Let's call the world of math the World # 2. Other worlds, like, physics, economics, engineering, that can produce or generate counts, we will call them World #1. Rules within World # 1 will generate counts, sequence of required math operations, rules that will label sets, and label counts. Independence of math is quite clear. Looking at 12 + 5 = 17 you can not guess did it come from physics, from measuring distance, or from counting number of cars, or from counting how many DVDs you bought this month (12) and next month (5). Math has no idea, nor you will know if you just look at the numbers, where the 12 + 5 = 17 comes from. That is because in math you are allowed to enter any number, as a starting point, and do any math operations on them. That's math by its definition.

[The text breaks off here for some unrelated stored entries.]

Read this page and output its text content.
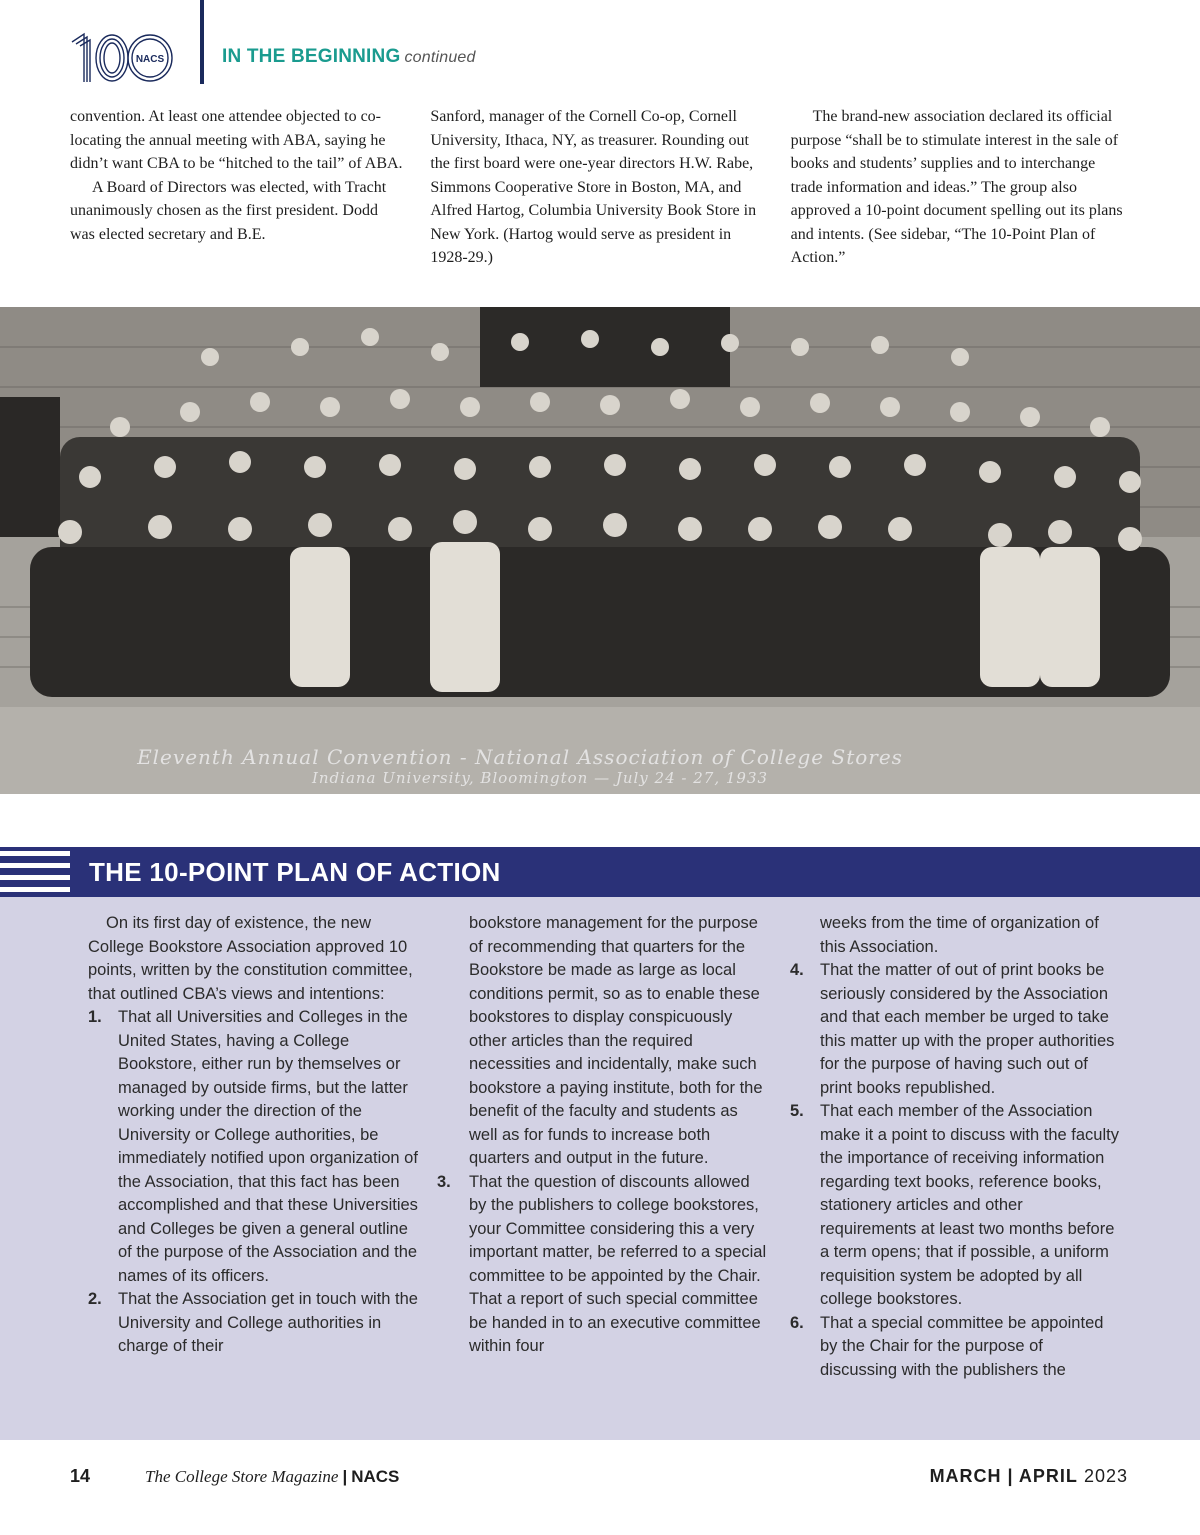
NACS	IN THE BEGINNING continued

convention. At least one attendee objected to co-locating the annual meeting with ABA, saying he didn’t want CBA to be “hitched to the tail” of ABA.

A Board of Directors was elected, with Tracht unanimously chosen as the first president. Dodd was elected secretary and B.E.

Sanford, manager of the Cornell Co-op, Cornell University, Ithaca, NY, as treasurer. Rounding out the first board were one-year directors H.W. Rabe, Simmons Cooperative Store in Boston, MA, and Alfred Hartog, Columbia University Book Store in New York. (Hartog would serve as president in 1928-29.)

The brand-new association declared its official purpose “shall be to stimulate interest in the sale of books and students’ supplies and to interchange trade information and ideas.” The group also approved a 10-point document spelling out its plans and intents. (See sidebar, “The 10-Point Plan of Action.”

Eleventh Annual Convention - National Association of College Stores
Indiana University, Bloomington — July 24 - 27, 1933
THE 10-POINT PLAN OF ACTION

On its first day of existence, the new College Bookstore Association approved 10 points, written by the constitution committee, that outlined CBA’s views and intentions:

1. That all Universities and Colleges in the United States, having a College Bookstore, either run by themselves or managed by outside firms, but the latter working under the direction of the University or College authorities, be immediately notified upon organization of the Association, that this fact has been accomplished and that these Universities and Colleges be given a general outline of the purpose of the Association and the names of its officers.
2. That the Association get in touch with the University and College authorities in charge of their

bookstore management for the purpose of recommending that quarters for the Bookstore be made as large as local conditions permit, so as to enable these bookstores to display conspicuously other articles than the required necessities and incidentally, make such bookstore a paying institute, both for the benefit of the faculty and students as well as for funds to increase both quarters and output in the future.

3. That the question of discounts allowed by the publishers to college bookstores, your Committee considering this a very important matter, be referred to a special committee to be appointed by the Chair. That a report of such special committee be handed in to an executive committee within four

weeks from the time of organization of this Association.

4. That the matter of out of print books be seriously considered by the Association and that each member be urged to take this matter up with the proper authorities for the purpose of having such out of print books republished.
5. That each member of the Association make it a point to discuss with the faculty the importance of receiving information regarding text books, reference books, stationery articles and other requirements at least two months before a term opens; that if possible, a uniform requisition system be adopted by all college bookstores.
6. That a special committee be appointed by the Chair for the purpose of discussing with the publishers the
14	The College Store Magazine | NACS	MARCH | APRIL 2023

I want to show that there are two distinct set of rules, system of rules when you want to use math. First set of rules are the rules within World # 1, like in physics, economics, statistical biology, engineering, chemistry, trading. These rules in most cases have nothing to do with math. In economics the count of how much items need to be produced come from the consumers subjective choice, or from supply or demand. One feels he will buy today three apples, and tomorrow five, perhaps. So, these rules, i.e. why to buy so many apples, are not mathematical, but once the number is defined it can enter the math world, World # 2 and you can do calculations with it. Also, relationships within physics between say charges, distance and force, like in Coulomb's Law for electrostatic force, are not mathematical. They describe the objects that interacts in certain way between each other, in this case producing force. Now, once you supply counts for charge, once you quantify charge, and distance, you can calculate the force, but note that math does not know what you have measured, it just adds or multiply counts as you requested. You have to keep track what physical law you have been using.

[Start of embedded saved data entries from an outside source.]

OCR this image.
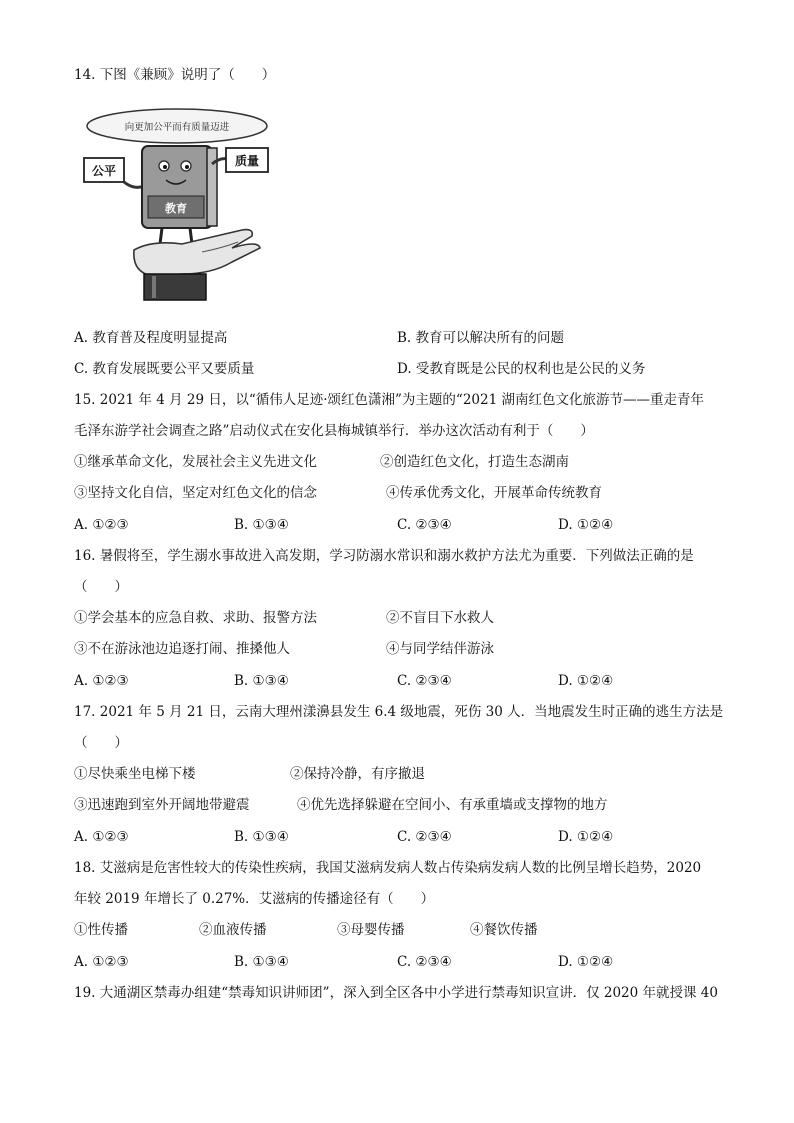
14. 下图《兼顾》说明了（　　）
向更加公平而有质量迈进
公平
教育
质量
A. 教育普及程度明显提高	B. 教育可以解决所有的问题
C. 教育发展既要公平又要质量	D. 受教育既是公民的权利也是公民的义务
15. 2021 年 4 月 29 日，以“循伟人足迹·颂红色潇湘”为主题的“2021 湖南红色文化旅游节——重走青年
毛泽东游学社会调查之路”启动仪式在安化县梅城镇举行．举办这次活动有利于（　　）
①继承革命文化，发展社会主义先进文化	②创造红色文化，打造生态湖南
③坚持文化自信，坚定对红色文化的信念	④传承优秀文化，开展革命传统教育
A. ①②③	B. ①③④	C. ②③④	D. ①②④
16. 暑假将至，学生溺水事故进入高发期，学习防溺水常识和溺水救护方法尤为重要．下列做法正确的是
（　　）
①学会基本的应急自救、求助、报警方法	②不盲目下水救人
③不在游泳池边追逐打闹、推搡他人	④与同学结伴游泳
A. ①②③	B. ①③④	C. ②③④	D. ①②④
17. 2021 年 5 月 21 日，云南大理州漾濞县发生 6.4 级地震，死伤 30 人．当地震发生时正确的逃生方法是
（　　）
①尽快乘坐电梯下楼	②保持冷静，有序撤退
③迅速跑到室外开阔地带避震	④优先选择躲避在空间小、有承重墙或支撑物的地方
A. ①②③	B. ①③④	C. ②③④	D. ①②④
18. 艾滋病是危害性较大的传染性疾病，我国艾滋病发病人数占传染病发病人数的比例呈增长趋势，2020
年较 2019 年增长了 0.27%．艾滋病的传播途径有（　　）
①性传播	②血液传播	③母婴传播	④餐饮传播
A. ①②③	B. ①③④	C. ②③④	D. ①②④
19. 大通湖区禁毒办组建“禁毒知识讲师团”，深入到全区各中小学进行禁毒知识宣讲．仅 2020 年就授课 40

The entries from Worlds # 1 to math world, World # 2 always look like an original invention, from math side, and it is true because math is not aware why you needed to, say, add or multiply two numbers!

There is a set of distinct, non mathematical rules present in each field, outside mathematics. These rules, in their own world can define the initial counts (sometimes called boundary or initial conditions) and define set of required math operations. Math world, in turn, accepts those request, does the calculation, with its own rules (theorems, lemmas etc) and gives back the result to the World # 1. World # 1 keeps track what is counted, measured, quantified, and assigns the math result to the appropriate object. And this is how you can use math in any discipline where you can and want to quantify objects and their relationships.